Fomos encontrá-lo na sexta-feira em Macau. Até ao momento, o viajante natural de Marco de Canaveses já percorreu a Lituânia, Letónia, Estónia, Finlândia, Rússia, Mongólia e China, incluindo Hong-Kong e agora Macau.

Para se deslocar entre os vários países que incluiu no seu roteiro, Sílvio Marco usa meios de transporte públicos, como o comboio e autocarro e a escolha para pernoitar têm sido hostels, até porque tem um plafond mensal que tenta cumprir, e permite “o convívio com outros viajantes” com os quais se vai cruzando.

Ao longo destes três meses a conhecer o mundo, o marcoense destaca algumas experiências que o marcaram. “Na Rússia, fui convidado para assistir à final da suportava russa entre o CSKA e o Lokomotiv, onde jogam o Éder e o Manuel Fernandes”, começou por dizer.

Depois, na Mongólia, “marcou-me bastante a semana que passei com famílias nómadas, ficando a conhecer bem de perto o dia-a-dia destas gentes que percorrem a estepe com milhares de cabeças de gado e cuja gastronomia se baseia em carne fresca e leite com os seus derivados”.

Sílvio Marco recorda ainda as recentes peripécias na China, “pelo facto de quase ninguém falar inglês, e onde os nomes das cidades são bastante parecidos, tão parecidos que por vezes muda apenas uma letra.
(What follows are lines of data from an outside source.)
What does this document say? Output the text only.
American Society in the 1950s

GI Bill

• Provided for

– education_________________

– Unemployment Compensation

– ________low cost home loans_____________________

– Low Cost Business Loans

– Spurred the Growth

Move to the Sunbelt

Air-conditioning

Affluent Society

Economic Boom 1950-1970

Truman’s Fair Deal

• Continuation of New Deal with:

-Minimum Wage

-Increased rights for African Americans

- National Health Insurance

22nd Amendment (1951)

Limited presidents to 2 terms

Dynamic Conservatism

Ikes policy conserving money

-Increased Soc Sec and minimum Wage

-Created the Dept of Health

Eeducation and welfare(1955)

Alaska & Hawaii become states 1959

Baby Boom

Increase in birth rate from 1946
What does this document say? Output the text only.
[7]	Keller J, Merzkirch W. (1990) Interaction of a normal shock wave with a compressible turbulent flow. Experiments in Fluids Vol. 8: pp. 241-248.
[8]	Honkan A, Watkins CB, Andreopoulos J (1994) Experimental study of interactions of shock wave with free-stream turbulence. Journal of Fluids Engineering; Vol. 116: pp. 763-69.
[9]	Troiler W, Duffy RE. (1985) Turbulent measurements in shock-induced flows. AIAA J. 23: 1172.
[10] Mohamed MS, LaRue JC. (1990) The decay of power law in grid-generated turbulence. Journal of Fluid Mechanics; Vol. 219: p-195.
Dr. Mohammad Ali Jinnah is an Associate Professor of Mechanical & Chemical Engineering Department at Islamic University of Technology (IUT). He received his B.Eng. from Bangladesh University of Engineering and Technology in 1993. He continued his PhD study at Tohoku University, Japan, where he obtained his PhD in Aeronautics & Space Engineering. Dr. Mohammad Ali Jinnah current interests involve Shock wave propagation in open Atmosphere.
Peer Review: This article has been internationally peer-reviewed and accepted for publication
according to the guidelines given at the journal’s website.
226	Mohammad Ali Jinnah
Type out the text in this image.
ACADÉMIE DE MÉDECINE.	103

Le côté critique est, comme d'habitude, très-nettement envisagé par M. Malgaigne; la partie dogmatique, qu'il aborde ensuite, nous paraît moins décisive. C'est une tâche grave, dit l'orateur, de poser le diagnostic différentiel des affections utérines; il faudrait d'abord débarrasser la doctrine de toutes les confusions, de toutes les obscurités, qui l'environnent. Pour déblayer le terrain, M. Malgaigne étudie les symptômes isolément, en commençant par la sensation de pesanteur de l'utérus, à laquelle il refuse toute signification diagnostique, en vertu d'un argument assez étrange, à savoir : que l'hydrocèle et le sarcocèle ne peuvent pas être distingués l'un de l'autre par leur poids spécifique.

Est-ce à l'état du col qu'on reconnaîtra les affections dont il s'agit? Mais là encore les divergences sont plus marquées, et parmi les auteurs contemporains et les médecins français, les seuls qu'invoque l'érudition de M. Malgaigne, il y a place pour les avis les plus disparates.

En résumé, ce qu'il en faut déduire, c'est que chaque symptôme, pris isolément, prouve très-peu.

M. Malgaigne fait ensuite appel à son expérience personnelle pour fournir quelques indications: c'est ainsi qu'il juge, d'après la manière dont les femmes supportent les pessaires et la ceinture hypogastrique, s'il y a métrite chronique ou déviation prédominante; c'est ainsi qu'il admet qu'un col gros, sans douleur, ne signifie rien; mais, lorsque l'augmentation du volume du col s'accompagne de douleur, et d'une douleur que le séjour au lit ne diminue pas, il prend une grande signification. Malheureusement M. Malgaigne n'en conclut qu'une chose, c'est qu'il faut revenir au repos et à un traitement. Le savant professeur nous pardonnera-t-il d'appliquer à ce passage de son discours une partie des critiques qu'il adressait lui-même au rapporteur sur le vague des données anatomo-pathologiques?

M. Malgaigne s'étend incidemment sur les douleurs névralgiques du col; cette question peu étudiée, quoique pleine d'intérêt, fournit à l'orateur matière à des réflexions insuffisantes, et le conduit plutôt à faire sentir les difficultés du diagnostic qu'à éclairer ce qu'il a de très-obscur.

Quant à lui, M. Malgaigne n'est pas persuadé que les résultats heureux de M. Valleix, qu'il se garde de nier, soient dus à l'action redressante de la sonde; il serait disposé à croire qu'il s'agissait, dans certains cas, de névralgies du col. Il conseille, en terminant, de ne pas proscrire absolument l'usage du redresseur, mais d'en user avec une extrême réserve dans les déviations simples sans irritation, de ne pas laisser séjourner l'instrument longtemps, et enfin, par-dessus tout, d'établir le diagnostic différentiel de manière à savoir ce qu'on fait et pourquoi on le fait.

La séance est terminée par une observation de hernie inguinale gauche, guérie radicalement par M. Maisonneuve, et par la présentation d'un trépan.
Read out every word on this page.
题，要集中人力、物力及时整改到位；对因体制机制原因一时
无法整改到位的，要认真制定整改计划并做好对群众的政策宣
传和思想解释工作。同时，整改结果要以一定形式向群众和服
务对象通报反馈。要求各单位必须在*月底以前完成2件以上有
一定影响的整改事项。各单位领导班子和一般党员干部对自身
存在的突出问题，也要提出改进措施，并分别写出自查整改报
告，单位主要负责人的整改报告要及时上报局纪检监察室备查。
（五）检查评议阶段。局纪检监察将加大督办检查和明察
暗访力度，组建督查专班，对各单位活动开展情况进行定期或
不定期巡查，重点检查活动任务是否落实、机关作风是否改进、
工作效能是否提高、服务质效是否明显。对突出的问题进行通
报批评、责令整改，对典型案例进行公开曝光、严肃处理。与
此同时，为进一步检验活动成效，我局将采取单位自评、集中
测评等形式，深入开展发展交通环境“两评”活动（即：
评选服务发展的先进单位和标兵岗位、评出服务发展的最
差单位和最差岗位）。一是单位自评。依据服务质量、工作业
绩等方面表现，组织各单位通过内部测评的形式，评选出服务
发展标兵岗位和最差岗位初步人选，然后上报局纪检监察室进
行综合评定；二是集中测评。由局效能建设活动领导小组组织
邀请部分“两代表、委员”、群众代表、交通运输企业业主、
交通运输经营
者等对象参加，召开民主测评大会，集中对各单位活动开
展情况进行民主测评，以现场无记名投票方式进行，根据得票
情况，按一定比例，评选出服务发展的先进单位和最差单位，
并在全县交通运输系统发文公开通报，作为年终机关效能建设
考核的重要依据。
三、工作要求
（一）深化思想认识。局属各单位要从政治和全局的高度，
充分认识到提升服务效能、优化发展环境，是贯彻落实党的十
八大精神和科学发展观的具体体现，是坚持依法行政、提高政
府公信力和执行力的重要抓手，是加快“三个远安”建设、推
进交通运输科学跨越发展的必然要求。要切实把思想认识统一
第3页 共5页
O que me levou a terminar o dia num local a 250 km do destino pretendido”.

SIlvio-Marco-Viajante-002

SIlvio-Marco-Viajante-001

SIlvio-Marco-Viajante-012

‘A Rússia foi uma enorme surpresa’

De todos os países por onde já passou, o viajante Sílvio destaca a Rússia, “não só pela beleza e vastidão do país, mas essencialmente pelas suas pessoas, gentis e simpáticas, ao invés da imagem que tinha sobre eles”.

“A Mongólia também me ficará para sempre na memória, pelos contrastes do país que consegue ter montanhas cobertas de neve enquanto lá em baixo, na estepe, faz um calor difícil de aguentar. São montanhas a mais de quatro mil metros de altitude, onde é difícil chegar e se não fosse a ajuda dos nómadas, jamais teria conseguido”, refere.

Por fim, “não podia deixar de realçar o sentimento e o arrepio na pele quando cheguei a Macau, não só por parecer que me encontrava em Portugal, mas também pelo irrepreensível estado em que se encontra todo o património que ali deixamos, fruto do enorme esforço que o governo da ilha faz preservar e promover a herança portuguesa. Tudo está em Português e Chinês, pelo facto de o Português continuar a a ser uma das duas línguas oficiais (Português e Mandarim)”.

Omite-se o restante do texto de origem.